The Lies That Bind(93)



“It doesn’t matter what I think. It’s your life…your call,” he says, another very telling response.

“I know that,” I say. “But I still want to know what you think. How do you feel about my decision?”

“Well…I’m sad, of course. Very sad,” he says. “I don’t want you to move. I’d rather you be here. But…” He lets out a deep sigh. “I can see why you would want to go home.”

I wait for him to say more, but he doesn’t. So I ask him a question. “If the baby turns out to be yours…and things somehow work out with us, would you ever consider leaving New York?”

“For Wisconsin?” he says, as if I’ve just suggested a move to the Middle East rather than the middle of the country.

“Yeah. Wisconsin. Or at least Chicago?”

He blows air into his cupped hands, like he’s really contemplating the thought. “I mean…you can never say never…but not right now….Things are going really well for me at work. I’m working on some really cool stuff, with the best partners….It would be a bad career move at this point. Maybe down the road, though.”

    I nod, thinking he may mean what he’s saying, but it’s actually unfathomable to me that Matthew would ever leave New York City and his family for the Midwest and mine. I tell him as much, trying to keep my voice neutral, nonaccusatory.

He gets defensive anyway. “That’s not fair,” he says. “We met here. Our lives are here.”

Your life is here, I think, but that’s not really the point I’m trying to make. “I hear you,” I say, struggling for the words to explain what I’m feeling. That it’s not about Wisconsin. Or when and how or even if we get married. Or whether the baby turns out to be his. It’s simply about wanting to know how much he wants us. If he thinks we’re worth fighting for.

But I can’t find the right words, so I just let him off the hook and say, “Look, Matthew. I don’t blame you for not wanting to move. Now or ever…you’re a New Yorker, through and through, and this really is the greatest city in the world,” I say, thinking of 9/11 and the way everyone has rallied together. Even though I’m leaving, I will always be proud to have been a part of the city, especially during this unfathomable tragedy.

He nods. “Yes,” he says. “It really is.”

“And I also don’t blame you for wanting to put the wedding on hold until we find out who the baby’s father is—”

“Okay. So what do you blame me for?” he asks, cutting me off.

“Nothing,” I say. “You’ve done nothing wrong…but at the same time, our relationship has always been on your terms and your schedule.”

He tries to interrupt again, but I hold up my hand, and ask him to let me finish.

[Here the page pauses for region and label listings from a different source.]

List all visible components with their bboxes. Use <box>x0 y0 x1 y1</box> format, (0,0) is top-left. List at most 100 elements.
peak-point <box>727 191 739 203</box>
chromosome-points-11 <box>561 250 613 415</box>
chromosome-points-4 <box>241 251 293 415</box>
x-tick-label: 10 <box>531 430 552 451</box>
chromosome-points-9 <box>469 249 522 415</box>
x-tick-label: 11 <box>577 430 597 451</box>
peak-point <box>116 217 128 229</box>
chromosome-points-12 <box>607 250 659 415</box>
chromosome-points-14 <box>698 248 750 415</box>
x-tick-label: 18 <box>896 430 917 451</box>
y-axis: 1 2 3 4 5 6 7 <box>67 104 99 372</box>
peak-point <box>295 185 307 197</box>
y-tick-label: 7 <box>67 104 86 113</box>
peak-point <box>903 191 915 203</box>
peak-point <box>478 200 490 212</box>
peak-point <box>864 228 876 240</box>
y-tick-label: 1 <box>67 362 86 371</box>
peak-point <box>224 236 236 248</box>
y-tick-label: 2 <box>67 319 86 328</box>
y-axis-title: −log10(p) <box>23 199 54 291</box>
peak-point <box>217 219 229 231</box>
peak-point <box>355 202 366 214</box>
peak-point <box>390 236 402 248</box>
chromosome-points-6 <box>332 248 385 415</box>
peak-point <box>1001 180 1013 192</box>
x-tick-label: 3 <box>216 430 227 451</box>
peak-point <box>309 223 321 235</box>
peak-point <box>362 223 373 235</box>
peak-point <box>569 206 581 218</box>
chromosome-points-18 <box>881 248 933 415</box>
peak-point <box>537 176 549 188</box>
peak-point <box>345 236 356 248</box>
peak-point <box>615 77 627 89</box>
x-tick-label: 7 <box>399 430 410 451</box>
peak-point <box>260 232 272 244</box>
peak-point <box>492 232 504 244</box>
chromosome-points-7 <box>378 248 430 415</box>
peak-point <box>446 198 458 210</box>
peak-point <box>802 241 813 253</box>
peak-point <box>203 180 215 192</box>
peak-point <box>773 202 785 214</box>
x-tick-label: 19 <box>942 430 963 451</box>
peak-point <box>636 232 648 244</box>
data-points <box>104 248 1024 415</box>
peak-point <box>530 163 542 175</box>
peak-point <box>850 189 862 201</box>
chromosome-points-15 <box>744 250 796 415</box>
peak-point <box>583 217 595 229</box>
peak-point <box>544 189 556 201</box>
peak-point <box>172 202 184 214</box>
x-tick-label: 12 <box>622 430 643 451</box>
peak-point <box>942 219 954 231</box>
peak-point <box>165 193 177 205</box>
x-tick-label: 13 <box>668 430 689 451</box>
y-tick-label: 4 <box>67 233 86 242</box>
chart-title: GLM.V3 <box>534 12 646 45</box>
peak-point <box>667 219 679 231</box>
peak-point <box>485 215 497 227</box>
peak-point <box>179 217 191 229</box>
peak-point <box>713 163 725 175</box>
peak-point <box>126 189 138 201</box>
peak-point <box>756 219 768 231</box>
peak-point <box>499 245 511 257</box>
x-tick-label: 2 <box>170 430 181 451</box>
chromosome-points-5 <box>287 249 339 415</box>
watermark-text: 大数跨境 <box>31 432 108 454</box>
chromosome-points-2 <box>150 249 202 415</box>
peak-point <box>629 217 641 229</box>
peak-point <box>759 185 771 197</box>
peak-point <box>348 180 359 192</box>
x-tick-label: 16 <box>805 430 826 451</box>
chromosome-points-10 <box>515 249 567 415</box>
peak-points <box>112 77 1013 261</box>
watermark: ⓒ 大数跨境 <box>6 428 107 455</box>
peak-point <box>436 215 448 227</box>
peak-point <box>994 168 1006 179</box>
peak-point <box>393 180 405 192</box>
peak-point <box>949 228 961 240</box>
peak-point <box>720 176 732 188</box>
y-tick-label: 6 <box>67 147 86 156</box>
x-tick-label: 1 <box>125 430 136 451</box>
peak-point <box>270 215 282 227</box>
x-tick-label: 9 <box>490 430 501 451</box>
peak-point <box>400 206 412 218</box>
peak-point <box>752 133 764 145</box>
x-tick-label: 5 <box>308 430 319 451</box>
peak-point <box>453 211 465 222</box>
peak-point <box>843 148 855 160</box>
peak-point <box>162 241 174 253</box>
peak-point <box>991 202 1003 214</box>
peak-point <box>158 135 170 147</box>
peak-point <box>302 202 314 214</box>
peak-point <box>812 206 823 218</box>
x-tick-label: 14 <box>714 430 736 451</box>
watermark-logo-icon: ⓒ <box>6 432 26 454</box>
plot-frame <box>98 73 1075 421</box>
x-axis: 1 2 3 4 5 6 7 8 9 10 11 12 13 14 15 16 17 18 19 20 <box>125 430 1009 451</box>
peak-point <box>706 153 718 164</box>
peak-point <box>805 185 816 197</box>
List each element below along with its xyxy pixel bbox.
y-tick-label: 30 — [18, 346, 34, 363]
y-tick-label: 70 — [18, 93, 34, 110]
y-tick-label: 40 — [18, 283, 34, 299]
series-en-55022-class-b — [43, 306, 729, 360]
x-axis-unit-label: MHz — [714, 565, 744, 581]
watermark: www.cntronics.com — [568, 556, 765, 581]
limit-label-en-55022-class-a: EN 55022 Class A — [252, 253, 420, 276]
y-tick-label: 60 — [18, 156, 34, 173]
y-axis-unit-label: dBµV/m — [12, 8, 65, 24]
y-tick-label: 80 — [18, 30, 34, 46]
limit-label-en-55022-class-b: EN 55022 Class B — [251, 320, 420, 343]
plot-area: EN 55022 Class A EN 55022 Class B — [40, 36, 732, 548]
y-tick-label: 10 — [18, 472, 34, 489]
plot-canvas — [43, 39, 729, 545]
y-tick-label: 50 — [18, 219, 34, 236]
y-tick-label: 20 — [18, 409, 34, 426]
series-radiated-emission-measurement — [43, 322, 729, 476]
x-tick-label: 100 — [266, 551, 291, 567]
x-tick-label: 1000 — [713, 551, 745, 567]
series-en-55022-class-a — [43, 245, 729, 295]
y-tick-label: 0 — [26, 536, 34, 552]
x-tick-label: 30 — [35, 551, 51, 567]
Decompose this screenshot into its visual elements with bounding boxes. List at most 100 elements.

He nods and mumbles sorry.

I clear my throat and speak slowly, choosing my words carefully. “Back in the spring, I was ready to talk about marriage, but you weren’t. So we broke up….Then you wanted to get back together—so we did. And even though I didn’t want to rush things, you were out there buying an engagement ring….Then you proposed, and I wasn’t ready, but we still got engaged.”

    “But wait. That’s not fair,” he says. “You made the decision to break up with me. And you made the decision to say yes to the proposal. I didn’t make you do those things, did I?”

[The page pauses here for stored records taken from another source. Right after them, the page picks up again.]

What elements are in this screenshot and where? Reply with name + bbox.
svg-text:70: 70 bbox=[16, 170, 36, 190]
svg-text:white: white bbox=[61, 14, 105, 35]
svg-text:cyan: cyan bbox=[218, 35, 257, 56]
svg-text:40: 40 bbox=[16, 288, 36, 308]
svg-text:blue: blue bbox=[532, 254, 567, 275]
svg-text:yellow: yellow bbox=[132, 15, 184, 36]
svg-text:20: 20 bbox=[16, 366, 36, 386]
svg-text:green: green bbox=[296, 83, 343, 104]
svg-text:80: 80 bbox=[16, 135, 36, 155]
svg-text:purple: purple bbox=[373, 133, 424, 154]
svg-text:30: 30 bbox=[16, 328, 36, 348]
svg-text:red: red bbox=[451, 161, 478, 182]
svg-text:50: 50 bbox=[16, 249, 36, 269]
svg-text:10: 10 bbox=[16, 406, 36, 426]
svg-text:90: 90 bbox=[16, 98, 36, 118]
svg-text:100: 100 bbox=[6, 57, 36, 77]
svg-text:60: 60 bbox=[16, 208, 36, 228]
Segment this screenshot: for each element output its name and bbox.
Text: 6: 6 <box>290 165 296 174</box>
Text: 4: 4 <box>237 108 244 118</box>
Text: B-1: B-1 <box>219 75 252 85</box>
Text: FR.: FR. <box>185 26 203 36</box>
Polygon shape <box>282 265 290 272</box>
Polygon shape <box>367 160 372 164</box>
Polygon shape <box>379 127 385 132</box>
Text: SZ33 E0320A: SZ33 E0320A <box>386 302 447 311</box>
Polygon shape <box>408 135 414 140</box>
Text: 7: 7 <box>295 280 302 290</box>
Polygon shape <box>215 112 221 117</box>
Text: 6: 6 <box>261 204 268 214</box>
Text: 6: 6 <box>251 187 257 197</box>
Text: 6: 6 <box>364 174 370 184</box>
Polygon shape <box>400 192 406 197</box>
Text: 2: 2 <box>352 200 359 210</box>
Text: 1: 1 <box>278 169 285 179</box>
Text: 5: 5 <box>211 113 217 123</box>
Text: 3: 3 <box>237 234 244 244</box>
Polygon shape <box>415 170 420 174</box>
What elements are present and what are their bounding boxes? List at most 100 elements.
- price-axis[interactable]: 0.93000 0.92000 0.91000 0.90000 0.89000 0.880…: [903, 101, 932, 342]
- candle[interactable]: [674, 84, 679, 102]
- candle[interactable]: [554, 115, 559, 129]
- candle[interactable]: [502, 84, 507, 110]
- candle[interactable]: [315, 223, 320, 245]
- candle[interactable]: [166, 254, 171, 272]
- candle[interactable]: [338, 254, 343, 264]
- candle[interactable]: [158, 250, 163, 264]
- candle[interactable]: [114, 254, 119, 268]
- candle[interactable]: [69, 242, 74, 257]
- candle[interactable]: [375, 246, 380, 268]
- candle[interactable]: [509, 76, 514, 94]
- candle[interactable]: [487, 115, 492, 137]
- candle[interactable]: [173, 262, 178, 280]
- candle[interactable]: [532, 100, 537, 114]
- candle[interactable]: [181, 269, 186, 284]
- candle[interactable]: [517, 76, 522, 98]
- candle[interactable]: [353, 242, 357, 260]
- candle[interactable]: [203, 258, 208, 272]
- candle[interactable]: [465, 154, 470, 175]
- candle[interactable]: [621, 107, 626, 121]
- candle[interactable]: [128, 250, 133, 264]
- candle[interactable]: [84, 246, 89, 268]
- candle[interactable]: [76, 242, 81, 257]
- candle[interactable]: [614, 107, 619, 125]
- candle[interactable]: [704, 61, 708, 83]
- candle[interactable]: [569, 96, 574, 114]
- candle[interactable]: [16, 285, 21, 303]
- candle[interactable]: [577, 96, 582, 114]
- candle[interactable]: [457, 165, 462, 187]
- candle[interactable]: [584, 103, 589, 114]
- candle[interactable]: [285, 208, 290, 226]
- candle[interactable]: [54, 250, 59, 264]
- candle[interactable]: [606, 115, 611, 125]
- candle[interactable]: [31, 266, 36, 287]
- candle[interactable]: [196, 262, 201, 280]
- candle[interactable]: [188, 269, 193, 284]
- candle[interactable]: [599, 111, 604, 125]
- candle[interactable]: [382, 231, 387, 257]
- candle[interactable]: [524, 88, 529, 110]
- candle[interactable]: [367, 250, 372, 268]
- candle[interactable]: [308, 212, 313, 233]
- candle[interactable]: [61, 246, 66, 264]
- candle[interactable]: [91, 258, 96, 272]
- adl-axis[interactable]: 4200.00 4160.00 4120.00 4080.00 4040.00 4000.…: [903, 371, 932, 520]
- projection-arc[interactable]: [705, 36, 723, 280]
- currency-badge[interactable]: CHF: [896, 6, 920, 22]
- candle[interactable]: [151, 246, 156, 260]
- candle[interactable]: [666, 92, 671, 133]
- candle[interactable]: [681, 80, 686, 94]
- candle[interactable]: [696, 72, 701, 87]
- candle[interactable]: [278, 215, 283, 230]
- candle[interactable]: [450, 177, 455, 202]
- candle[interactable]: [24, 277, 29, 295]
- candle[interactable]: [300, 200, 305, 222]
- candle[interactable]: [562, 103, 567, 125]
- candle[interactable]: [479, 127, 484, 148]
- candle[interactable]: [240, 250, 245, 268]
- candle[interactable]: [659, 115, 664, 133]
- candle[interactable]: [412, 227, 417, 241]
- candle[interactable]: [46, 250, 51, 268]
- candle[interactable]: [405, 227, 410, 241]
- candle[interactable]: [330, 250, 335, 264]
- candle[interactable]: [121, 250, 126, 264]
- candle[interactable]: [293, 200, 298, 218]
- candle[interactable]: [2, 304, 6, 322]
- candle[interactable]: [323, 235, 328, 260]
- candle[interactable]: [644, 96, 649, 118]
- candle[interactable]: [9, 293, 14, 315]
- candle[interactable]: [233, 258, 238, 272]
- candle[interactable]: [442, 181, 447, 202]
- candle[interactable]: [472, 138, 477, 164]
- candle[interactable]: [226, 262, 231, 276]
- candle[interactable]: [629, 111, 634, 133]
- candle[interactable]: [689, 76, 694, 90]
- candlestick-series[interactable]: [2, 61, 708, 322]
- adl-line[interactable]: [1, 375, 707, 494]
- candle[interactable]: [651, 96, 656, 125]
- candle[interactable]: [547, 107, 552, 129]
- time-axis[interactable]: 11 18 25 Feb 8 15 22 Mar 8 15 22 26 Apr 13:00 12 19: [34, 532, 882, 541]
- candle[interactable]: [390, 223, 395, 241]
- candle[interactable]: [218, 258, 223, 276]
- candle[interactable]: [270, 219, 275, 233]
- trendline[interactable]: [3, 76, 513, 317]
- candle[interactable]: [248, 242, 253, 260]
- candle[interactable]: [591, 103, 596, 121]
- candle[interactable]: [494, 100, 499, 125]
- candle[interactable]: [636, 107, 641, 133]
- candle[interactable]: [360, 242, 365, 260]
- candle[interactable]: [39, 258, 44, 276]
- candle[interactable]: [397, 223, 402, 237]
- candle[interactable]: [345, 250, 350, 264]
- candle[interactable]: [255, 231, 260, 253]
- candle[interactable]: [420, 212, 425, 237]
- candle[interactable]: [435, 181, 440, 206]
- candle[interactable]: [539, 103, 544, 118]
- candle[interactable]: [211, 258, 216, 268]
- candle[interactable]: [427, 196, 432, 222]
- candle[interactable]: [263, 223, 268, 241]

I sigh and ask him to stop being so literal; it’s the kind of thing he usually says to me—and I can tell it catches him off guard. “This isn’t about being fair or unfair,” I continue. “The bottom line is—we always seem to end up on your time line, not mine. And now…here we are again.”

“Meaning?”

“Meaning…you aren’t sure about us…so the wedding is on hold.”

“Cecily, I don’t know how many times I have to say this. But it’s not us,” he says. “It’s everything else….If the baby is his, I just don’t know how I’ll feel….What if I can’t bond with it? What if this asshole comes back and wants joint custody? I’ve been mentally preparing to be a father—and now, suddenly, I may be a stepfather, instead….There are just so many unanswered questions—”

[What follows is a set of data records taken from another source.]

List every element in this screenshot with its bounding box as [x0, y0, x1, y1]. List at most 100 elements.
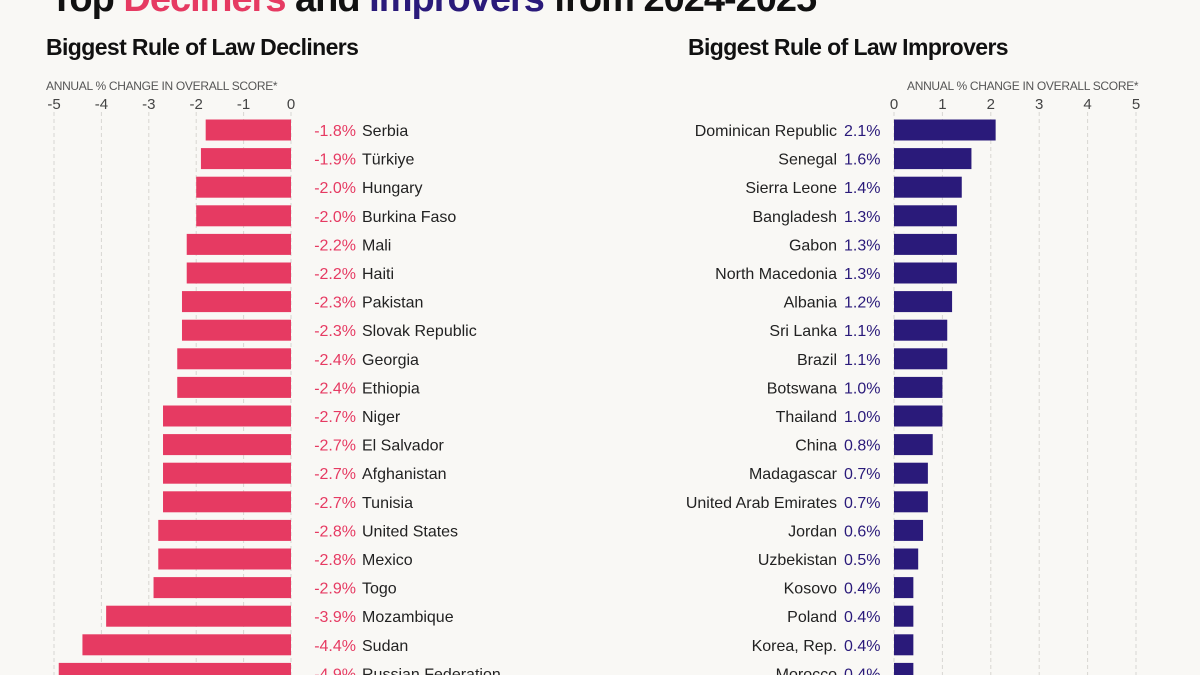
imp-value-label: 1.6% — [844, 152, 880, 169]
imp-country-label: Brazil — [797, 352, 837, 369]
dec-country-label: Georgia — [362, 352, 419, 369]
imp-tick-label: 0 — [890, 96, 898, 113]
dec-country-label: Slovak Republic — [362, 323, 477, 340]
imp-bar — [894, 405, 943, 427]
imp-value-label: 1.3% — [844, 209, 880, 226]
imp-tick-label: 3 — [1035, 96, 1043, 113]
imp-value-label: 0.7% — [844, 466, 880, 483]
imp-country-label: China — [795, 438, 837, 455]
imp-bar — [894, 634, 914, 656]
imp-country-label: Uzbekistan — [758, 552, 837, 569]
imp-value-label: 1.3% — [844, 266, 880, 283]
imp-country-label: Botswana — [767, 380, 837, 397]
imp-value-label: 1.4% — [844, 180, 880, 197]
title-prefix: Top — [50, 0, 123, 20]
dec-bar — [186, 262, 291, 284]
imp-tick-label: 5 — [1132, 96, 1140, 113]
dec-value-label: -2.7% — [314, 409, 356, 426]
imp-bar — [894, 291, 953, 313]
dec-value-label: -2.3% — [314, 323, 356, 340]
dec-bar — [177, 348, 291, 370]
imp-country-label: Madagascar — [749, 466, 838, 483]
dec-value-label: -2.7% — [314, 438, 356, 455]
dec-value-label: -4.9% — [314, 666, 356, 675]
dec-value-label: -2.2% — [314, 266, 356, 283]
imp-value-label: 0.8% — [844, 438, 880, 455]
dec-value-label: -1.8% — [314, 123, 356, 140]
dec-country-label: Hungary — [362, 180, 422, 197]
title-suffix: from 2024-2025 — [544, 0, 817, 20]
dec-country-label: Mali — [362, 237, 391, 254]
dec-country-label: Türkiye — [362, 152, 415, 169]
imp-country-label: Jordan — [788, 523, 837, 540]
dec-country-label: Sudan — [362, 638, 408, 655]
dec-bar — [82, 634, 291, 656]
imp-country-label: Thailand — [776, 409, 837, 426]
imp-bar — [894, 434, 933, 456]
imp-value-label: 0.5% — [844, 552, 880, 569]
title-improvers: Improvers — [369, 0, 545, 20]
title-middle: and — [285, 0, 369, 20]
dec-country-label: Burkina Faso — [362, 209, 456, 226]
imp-value-label: 2.1% — [844, 123, 880, 140]
imp-value-label: 0.4% — [844, 581, 880, 598]
dec-bar — [158, 519, 291, 541]
dec-tick-label: -3 — [142, 96, 155, 113]
dec-country-label: El Salvador — [362, 438, 444, 455]
imp-value-label: 1.1% — [844, 323, 880, 340]
dec-bar — [186, 233, 291, 255]
imp-country-label: Gabon — [789, 237, 837, 254]
imp-value-label: 1.2% — [844, 295, 880, 312]
imp-bar — [894, 662, 914, 675]
imp-country-label: Poland — [787, 609, 837, 626]
dec-bar — [181, 319, 291, 341]
dec-value-label: -1.9% — [314, 152, 356, 169]
dec-bar — [106, 605, 291, 627]
dec-bar — [153, 577, 291, 599]
improvers-axis-label: ANNUAL % CHANGE IN OVERALL SCORE* — [907, 79, 1139, 93]
imp-value-label: 1.3% — [844, 237, 880, 254]
imp-bar — [894, 462, 928, 484]
imp-country-label: Bangladesh — [752, 209, 837, 226]
imp-value-label: 0.6% — [844, 523, 880, 540]
dec-tick-label: -1 — [237, 96, 250, 113]
imp-country-label: Sierra Leone — [745, 180, 837, 197]
imp-bar — [894, 148, 972, 170]
dec-value-label: -2.4% — [314, 380, 356, 397]
imp-value-label: 1.0% — [844, 409, 880, 426]
imp-bar — [894, 605, 914, 627]
imp-country-label: Albania — [784, 295, 837, 312]
dec-country-label: United States — [362, 523, 458, 540]
imp-bar — [894, 176, 962, 198]
imp-bar — [894, 262, 957, 284]
imp-value-label: 0.7% — [844, 495, 880, 512]
dec-value-label: -2.3% — [314, 295, 356, 312]
dec-value-label: -2.7% — [314, 466, 356, 483]
imp-country-label: Senegal — [778, 152, 837, 169]
dec-bar — [163, 434, 291, 456]
dec-bar — [196, 205, 291, 227]
imp-bar — [894, 119, 996, 141]
dec-country-label: Mozambique — [362, 609, 454, 626]
dec-bar — [177, 376, 291, 398]
dec-country-label: Togo — [362, 581, 397, 598]
dec-value-label: -2.2% — [314, 237, 356, 254]
dec-tick-label: -5 — [47, 96, 60, 113]
imp-country-label: Korea, Rep. — [752, 638, 837, 655]
dec-country-label: Russian Federation — [362, 666, 501, 675]
dec-value-label: -4.4% — [314, 638, 356, 655]
dec-bar — [163, 405, 291, 427]
dec-value-label: -2.7% — [314, 495, 356, 512]
dec-tick-label: -2 — [190, 96, 203, 113]
dec-country-label: Niger — [362, 409, 401, 426]
imp-bar — [894, 233, 957, 255]
dec-bar — [163, 491, 291, 513]
imp-country-label: Morocco — [776, 666, 837, 675]
dec-country-label: Mexico — [362, 552, 413, 569]
dec-tick-label: -4 — [95, 96, 108, 113]
imp-bar — [894, 376, 943, 398]
dec-bar — [163, 462, 291, 484]
dec-country-label: Afghanistan — [362, 466, 447, 483]
dec-bar — [181, 291, 291, 313]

“I know,” I say. “I get that. And I agree, now isn’t the right time to get married. And for the record, I also love and appreciate and respect how steady and responsible and honest you are. That you don’t rush into things. That you think everything through and always try to do what’s right, even when it’s hard…”

“But?” he says.

“But…maybe love should be more about a feeling—not blind passion or an attraction that is destined to fade—but an actual feeling.” I put a fist over my heart, then move it to his chest. “A deep-down feeling—right here—that we belong together. No. Matter. What.”

He stares at me, and I can tell it’s starting to sink in. That he understands what I’m trying to say. By the mournful expression on his face, I can also tell that he doesn’t have that feeling about us. And neither do I. He loves me, and he wants to be with me. But with conditions.

    And I love him back, but with reservations and unfulfilled wishes—not in the unbridled way I want to love someone. Maybe that doesn’t exist—it certainly wasn’t real with Grant. But then again, maybe it does. I have to find out.